If I have a motor with a nominal torque t at some current attempting to spin a disk of some known mass m, what other information do I need to know in order to determine whether this is well within the motor’s capability?
Unfortunately my only intuition about torque comes from the notion of applying a force on a lever arm, not from driving at an ideal center point. Since the center of mass of a perfect disk is located on the motor shaft, my first approximation intuition tells me that any motor can rotate any mass and, clearly, that’s wrong.
How could I work with this calculation? I started wading through wikipedia’s entries surrounding torque but they went from “I know that” to “what the fuck” very rapidly.
Any application of torque, no matter how small, can rotate any sized disk, as long as friction is equal to zero. How is the disk supported? How quickly do you want it to accelerate? What’s the required final speed (RPMs) the disk is turning? What is the radius of the disk(the bigger the radius, the harder it’s going to be to start turning)? Does the disk have an even mass distribution?
For a first approximation it is a perfect disk with a uniform distribution of mass and a radius of 25 mm. (I haven’t weighed the disk, but I could. It’s also not perfect, but whatever.) Actually, part of the question is about accelleration, as I can control accelleration. One question I am having is whether this motor can accellerate my load, given its nominal torque. I think the question is further complicated by the fact that while there’s no friction worth approximating there is a detent torque because it is a permanent magnet stepper motor.
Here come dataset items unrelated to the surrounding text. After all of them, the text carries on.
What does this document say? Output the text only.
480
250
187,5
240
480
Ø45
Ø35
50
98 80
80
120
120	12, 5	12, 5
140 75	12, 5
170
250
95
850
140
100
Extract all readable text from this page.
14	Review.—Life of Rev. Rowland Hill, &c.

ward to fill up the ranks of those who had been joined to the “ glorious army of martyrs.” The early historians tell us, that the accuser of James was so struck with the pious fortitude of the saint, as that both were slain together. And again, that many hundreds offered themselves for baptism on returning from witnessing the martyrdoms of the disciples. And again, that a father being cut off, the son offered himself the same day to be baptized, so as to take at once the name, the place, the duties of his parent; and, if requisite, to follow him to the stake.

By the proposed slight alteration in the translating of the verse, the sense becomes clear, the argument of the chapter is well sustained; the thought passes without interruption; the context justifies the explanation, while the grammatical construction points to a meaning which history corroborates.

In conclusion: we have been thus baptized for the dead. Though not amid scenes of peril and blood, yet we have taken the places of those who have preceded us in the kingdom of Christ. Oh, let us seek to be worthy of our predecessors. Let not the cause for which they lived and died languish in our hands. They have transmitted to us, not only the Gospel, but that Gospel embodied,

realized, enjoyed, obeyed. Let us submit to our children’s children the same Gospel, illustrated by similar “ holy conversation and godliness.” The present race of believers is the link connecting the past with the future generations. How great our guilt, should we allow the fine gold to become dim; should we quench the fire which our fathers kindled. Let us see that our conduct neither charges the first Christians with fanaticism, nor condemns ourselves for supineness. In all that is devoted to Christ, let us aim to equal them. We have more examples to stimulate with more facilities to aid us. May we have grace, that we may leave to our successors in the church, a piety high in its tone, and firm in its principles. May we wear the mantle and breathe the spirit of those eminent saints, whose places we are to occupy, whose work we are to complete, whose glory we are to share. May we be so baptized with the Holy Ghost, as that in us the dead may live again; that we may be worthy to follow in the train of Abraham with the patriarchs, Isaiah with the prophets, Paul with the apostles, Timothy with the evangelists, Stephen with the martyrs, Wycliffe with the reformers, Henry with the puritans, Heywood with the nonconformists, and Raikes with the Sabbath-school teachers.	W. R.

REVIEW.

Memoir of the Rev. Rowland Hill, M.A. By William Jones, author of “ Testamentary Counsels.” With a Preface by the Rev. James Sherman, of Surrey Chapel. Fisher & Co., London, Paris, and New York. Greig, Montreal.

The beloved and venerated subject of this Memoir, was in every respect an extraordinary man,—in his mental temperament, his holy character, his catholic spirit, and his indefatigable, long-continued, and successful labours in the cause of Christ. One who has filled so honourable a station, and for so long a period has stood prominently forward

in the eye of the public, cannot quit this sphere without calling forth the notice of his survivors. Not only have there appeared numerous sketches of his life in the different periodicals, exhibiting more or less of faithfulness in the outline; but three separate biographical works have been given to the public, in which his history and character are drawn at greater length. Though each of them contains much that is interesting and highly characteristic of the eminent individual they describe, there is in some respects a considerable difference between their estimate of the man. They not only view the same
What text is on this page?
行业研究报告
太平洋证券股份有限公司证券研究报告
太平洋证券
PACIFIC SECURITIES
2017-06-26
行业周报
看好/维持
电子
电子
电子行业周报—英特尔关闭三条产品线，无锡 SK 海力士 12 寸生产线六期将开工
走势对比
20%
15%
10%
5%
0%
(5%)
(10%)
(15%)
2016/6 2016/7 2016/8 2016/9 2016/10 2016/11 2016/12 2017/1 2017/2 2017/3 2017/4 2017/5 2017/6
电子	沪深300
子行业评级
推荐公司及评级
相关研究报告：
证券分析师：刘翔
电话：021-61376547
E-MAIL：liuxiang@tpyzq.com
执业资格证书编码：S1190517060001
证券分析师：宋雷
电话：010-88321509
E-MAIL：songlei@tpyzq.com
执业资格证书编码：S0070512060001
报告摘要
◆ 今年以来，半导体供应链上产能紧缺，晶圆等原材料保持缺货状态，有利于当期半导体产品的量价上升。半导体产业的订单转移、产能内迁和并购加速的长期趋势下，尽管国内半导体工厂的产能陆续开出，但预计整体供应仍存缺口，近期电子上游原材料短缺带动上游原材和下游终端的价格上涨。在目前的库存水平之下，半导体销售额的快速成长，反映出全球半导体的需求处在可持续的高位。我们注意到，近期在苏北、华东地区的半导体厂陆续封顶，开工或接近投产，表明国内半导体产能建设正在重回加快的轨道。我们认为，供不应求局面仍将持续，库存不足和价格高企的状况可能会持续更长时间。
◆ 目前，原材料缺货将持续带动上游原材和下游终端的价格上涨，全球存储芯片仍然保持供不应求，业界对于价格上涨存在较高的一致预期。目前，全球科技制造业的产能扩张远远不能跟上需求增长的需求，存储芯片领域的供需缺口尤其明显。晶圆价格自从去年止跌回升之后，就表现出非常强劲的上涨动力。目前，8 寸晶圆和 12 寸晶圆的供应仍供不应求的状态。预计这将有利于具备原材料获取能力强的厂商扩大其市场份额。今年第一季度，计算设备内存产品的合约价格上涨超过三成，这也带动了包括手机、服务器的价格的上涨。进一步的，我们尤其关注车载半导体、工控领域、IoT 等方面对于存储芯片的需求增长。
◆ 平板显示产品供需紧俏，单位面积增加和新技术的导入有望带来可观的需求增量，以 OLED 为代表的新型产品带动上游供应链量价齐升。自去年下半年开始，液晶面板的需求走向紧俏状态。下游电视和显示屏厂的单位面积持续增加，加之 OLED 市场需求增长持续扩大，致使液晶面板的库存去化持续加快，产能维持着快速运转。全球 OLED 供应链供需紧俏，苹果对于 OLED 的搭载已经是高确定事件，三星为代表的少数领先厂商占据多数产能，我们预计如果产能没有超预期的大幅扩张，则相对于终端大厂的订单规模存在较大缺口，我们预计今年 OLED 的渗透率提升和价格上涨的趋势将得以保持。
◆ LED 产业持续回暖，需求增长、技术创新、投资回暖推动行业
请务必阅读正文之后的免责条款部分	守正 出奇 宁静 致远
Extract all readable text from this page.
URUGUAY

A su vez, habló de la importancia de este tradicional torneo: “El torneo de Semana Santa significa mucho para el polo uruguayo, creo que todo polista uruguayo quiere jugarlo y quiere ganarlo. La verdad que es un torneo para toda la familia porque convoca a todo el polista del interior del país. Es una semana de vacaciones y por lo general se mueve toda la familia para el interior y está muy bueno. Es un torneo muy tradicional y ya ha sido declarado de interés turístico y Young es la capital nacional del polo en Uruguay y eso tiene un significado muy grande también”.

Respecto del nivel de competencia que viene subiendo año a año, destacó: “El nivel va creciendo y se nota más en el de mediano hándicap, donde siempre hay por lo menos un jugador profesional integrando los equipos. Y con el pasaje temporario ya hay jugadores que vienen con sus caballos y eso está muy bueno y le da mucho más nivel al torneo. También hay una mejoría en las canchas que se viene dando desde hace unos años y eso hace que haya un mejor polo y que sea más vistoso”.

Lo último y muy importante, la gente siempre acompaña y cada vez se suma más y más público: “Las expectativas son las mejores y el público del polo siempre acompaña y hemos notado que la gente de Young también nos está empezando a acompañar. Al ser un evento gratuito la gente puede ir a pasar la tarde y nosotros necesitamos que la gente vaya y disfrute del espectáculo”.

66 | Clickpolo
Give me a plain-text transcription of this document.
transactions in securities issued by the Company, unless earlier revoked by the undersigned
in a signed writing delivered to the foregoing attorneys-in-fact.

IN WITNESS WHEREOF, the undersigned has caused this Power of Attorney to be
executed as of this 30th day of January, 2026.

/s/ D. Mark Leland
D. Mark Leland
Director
My problem is that I can imagine applying some force along some axis, but it’s never occurred to me to figure out what this amounts to in terms of angular rotation. If I want to accellerate this load in some rad/sec/sec, what sort of torque will I need? I feel the answer is simple and I’m just missing something obvious, but maybe that’s not true.
Just like in linear mechanics ** F = M * a **, in angular mechanics the torque equals the moment of inertia times the angular acceleration. Angular acceleration - Wikipedia
Think in terms of work, power, etc. and you can find corresponding equations between linear and angular mechanics.
Electric motors draw more current when they’re coming up to speed than when they’ve reached full speed. Many motors aren’t designed to handle the starting current for very long - their windings can burn out if they stall or take a long time speeding up. So even if there is little or no friction a motor can burn out if it is overloaded.
YamotoTwinkie is steering you true. You are right to think you misunderstand where the mass in the rotor acts. For the purpose of angular momentum it has an average lever arm that is not zero, and you are doing the equivalent of accelerating its mass at that lever arm.
A stepper motor? Then it doesn’t have a detent torque, at least not when you are running it. When you don’t power it up, and you turn the shaft by hand, THEN you have a detent torque. Or, perhaps more precisely, an operating stepper motor has a detent torque that is referenced to where the motor is supposed to be, not to the rest of the world. In this sense, overcoming that detent torque amounts to stalling the motor (not starting it).
Stepper motors can have a more difficult time accelerating a flywheel. There are speeds at which it will be resonant, and at which you can’t apply much torque. And stepper motor makers usually have a dog’s breakfast of proprietary methods they say deal well this this situation.